# The vector space of all functions of type $f:\mathbb{R} \rightarrow \mathbb{R}$

I am looking to describe all functions of type $f:\mathbb{R} \rightarrow \mathbb{R}$ as a vector space. Is this possible? What is a basis? Can I write any function of this type as $$g(x) = \int^{\infty}_{-\infty}a(k)sin(kx) + b(k)cos(kx)dk$$ for $a(k), b(k) \in \mathbb{R}$, and $k, \in \mathbb{R}$. I am assuming that $sin(kx)$ is a basis for this function space.

Let's suppose we have a basis of cardinality $Card(\mathbb{R})$, call it $B = \{b_1(kx), b_2(kx), \ldots \}, k \in \mathbb{R}$.

I don't understand why people are saying that the vector is a finite linear combination, but I can write a general function as

$$g(x) = \int^{\infty}_{-\infty}a_1(k)b_1(kx)+ a_2(k)b_2(kx) + \ldots dk$$

This seems like a continuous combination. Can someone explain this?

• Calling that integral $f(x)$, what is $f(-x)$? Can you write $\cos x$ as some integral of that type? – AHusain Aug 8 '18 at 16:21

You can certainly define it as a vector space over the reals with pointwise addition as the addition of vectors, multiplication by reals as multiplication by elements of the field. You can verify all the axioms for a vector space. The additive identity is the zero function, inverses are the negative of the function, and so on.

Finding a basis is difficult. We only allow finite sums of basis vectors in a representation. The basis has to have the cardinality of the continuum.

You could also define the vector space that is spanned by the functions $\sin (kx)$. That is a fine vector space but it is missing many of the functions from $\Bbb R$ to $\Bbb R$. Because we only allow finite sums of basis elements, all the functions in this space are continuous.

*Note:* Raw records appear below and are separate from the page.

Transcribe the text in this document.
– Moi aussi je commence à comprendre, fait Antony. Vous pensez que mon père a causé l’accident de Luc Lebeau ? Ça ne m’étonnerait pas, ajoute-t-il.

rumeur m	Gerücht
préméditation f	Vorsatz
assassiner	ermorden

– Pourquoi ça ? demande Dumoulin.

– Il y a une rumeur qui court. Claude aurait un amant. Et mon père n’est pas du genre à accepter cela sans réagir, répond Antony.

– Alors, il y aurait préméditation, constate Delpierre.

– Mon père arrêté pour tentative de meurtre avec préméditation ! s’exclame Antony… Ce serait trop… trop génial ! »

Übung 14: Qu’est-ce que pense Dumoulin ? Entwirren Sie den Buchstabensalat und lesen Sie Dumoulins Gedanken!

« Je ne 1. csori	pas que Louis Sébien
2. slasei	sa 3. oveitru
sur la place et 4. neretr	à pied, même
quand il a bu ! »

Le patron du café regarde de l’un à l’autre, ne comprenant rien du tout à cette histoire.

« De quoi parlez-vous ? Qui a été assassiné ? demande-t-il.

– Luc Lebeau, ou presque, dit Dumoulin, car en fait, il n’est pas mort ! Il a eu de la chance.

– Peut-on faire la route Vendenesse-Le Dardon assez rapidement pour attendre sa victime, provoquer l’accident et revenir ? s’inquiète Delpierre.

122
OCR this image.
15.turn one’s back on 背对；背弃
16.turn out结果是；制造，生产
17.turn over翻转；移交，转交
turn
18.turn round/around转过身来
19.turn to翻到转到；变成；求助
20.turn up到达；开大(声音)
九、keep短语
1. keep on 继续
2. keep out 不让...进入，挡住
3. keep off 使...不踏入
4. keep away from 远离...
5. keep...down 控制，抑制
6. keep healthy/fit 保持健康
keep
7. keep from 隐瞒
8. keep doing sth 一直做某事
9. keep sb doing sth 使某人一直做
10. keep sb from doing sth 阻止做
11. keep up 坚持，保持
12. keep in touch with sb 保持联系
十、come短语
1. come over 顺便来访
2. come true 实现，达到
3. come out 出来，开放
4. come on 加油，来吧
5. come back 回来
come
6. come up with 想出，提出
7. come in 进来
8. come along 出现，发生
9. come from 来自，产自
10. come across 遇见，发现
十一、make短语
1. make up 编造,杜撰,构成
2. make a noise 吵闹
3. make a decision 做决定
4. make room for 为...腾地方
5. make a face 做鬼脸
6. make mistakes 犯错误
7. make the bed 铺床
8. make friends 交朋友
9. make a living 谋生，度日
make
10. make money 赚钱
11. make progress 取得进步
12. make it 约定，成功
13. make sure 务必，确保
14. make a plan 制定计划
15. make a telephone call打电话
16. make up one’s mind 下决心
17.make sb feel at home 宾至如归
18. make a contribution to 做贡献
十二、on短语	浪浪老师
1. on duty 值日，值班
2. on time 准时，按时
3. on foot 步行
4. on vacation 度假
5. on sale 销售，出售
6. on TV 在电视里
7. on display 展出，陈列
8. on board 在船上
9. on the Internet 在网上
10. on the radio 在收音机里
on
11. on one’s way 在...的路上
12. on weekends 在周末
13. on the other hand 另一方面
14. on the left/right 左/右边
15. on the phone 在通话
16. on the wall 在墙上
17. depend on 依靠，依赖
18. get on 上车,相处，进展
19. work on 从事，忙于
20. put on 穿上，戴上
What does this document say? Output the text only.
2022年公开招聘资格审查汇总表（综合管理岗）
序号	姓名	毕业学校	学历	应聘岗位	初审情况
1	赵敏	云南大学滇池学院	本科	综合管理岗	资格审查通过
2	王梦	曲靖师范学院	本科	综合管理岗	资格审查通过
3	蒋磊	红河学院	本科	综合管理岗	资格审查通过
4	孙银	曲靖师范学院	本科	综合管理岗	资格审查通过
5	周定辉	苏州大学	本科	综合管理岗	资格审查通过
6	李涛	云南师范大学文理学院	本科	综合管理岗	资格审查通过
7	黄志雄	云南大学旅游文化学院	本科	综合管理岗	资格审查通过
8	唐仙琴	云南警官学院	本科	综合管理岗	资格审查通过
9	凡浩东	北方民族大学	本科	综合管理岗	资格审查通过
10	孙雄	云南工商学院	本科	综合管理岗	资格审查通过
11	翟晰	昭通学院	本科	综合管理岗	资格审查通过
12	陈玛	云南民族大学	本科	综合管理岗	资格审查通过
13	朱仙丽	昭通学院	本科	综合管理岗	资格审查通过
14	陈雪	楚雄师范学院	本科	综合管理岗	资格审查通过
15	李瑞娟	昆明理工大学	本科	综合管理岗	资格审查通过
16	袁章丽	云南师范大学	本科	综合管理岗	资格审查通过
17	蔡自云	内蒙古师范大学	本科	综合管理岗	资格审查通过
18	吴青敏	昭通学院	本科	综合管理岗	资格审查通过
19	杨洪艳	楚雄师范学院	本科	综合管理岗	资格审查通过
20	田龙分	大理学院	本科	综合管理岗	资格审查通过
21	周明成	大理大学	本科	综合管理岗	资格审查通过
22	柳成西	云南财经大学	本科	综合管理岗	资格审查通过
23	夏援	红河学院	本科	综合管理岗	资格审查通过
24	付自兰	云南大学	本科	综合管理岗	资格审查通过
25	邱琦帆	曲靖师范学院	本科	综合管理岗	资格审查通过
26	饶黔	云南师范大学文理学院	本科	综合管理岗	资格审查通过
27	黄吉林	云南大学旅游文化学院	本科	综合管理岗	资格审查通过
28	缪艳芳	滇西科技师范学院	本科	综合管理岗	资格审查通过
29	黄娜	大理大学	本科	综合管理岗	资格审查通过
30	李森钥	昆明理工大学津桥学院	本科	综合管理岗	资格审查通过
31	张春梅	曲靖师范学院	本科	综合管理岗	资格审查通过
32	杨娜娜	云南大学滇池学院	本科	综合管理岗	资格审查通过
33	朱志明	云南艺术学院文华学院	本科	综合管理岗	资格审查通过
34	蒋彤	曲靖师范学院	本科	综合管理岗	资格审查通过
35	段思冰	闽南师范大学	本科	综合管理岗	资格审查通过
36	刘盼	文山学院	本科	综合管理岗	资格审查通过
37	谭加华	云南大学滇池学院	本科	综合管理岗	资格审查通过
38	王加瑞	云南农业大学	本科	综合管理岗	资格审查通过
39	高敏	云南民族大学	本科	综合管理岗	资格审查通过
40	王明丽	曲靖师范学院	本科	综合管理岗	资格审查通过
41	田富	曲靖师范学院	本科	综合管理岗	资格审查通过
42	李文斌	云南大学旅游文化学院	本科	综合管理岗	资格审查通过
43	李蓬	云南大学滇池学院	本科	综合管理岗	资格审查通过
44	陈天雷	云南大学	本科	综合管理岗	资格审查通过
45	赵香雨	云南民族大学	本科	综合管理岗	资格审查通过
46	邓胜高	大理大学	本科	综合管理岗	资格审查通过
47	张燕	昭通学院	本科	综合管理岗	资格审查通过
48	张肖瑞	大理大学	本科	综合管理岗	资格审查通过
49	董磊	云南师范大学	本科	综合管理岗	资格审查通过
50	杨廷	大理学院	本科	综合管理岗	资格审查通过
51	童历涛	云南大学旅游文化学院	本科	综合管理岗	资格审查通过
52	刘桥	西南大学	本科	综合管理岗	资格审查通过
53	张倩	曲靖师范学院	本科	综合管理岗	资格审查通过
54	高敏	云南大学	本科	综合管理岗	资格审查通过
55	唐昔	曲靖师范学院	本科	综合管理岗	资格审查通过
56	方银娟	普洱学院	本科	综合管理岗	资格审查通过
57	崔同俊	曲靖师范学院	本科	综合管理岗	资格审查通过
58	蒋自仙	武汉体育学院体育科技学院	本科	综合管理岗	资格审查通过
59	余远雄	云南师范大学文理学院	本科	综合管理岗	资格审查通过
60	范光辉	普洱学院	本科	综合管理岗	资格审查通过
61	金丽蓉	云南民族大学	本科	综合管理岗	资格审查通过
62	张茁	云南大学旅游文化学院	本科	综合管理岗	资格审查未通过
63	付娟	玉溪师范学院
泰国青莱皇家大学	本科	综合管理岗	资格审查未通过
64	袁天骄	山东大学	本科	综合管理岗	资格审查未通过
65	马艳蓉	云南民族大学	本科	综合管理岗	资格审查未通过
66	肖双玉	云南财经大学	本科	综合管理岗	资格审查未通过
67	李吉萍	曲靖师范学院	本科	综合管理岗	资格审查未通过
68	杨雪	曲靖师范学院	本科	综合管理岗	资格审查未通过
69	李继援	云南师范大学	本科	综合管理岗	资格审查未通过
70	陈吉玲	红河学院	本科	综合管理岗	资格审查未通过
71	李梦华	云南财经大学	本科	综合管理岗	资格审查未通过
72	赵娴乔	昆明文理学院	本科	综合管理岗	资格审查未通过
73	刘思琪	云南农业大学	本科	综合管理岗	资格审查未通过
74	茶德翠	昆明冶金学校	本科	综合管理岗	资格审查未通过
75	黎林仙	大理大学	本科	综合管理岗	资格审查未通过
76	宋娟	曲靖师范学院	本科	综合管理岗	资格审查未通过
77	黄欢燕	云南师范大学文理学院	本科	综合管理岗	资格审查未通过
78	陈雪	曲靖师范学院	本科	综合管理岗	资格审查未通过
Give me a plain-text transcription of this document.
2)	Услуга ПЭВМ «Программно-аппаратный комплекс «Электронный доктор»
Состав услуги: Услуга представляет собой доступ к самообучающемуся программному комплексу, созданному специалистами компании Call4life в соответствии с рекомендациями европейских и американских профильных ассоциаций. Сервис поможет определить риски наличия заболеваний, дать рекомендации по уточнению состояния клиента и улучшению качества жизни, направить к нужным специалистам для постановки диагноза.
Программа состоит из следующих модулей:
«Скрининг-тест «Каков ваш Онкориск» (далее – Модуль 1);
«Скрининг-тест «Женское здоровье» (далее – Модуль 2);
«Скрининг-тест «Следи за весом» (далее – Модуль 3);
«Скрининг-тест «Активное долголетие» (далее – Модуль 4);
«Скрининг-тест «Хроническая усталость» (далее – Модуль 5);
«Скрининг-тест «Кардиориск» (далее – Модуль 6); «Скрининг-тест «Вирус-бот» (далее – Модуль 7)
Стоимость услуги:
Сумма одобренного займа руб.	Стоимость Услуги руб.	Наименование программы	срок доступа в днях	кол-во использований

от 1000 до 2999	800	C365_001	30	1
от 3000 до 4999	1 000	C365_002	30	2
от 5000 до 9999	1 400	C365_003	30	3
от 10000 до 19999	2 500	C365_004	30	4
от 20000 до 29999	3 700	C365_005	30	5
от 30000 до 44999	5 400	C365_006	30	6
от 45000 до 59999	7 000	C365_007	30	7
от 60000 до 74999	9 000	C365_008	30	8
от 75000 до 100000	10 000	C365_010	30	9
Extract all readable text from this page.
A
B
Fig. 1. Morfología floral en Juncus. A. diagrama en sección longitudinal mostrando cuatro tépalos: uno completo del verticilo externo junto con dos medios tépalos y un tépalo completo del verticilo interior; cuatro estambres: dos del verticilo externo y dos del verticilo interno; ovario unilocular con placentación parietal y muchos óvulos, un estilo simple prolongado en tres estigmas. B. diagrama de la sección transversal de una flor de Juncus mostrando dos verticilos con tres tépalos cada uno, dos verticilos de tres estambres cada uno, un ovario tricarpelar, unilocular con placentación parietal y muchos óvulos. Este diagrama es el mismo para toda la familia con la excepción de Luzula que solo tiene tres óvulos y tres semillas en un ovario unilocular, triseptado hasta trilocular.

It depends on how you define “to describe”. Saying that it is the set of all functions from $\mathbb R$ into itself is a perfectly fine description. But don't expect to find an easy-to-describe basis of that space. And, no, the functions $x\mapsto\sin(kx)$ don't form a basis of this space. For instance, all those functions are odd, and therefore no even function (other than the null function) can be expressed as a linear combination of some of them.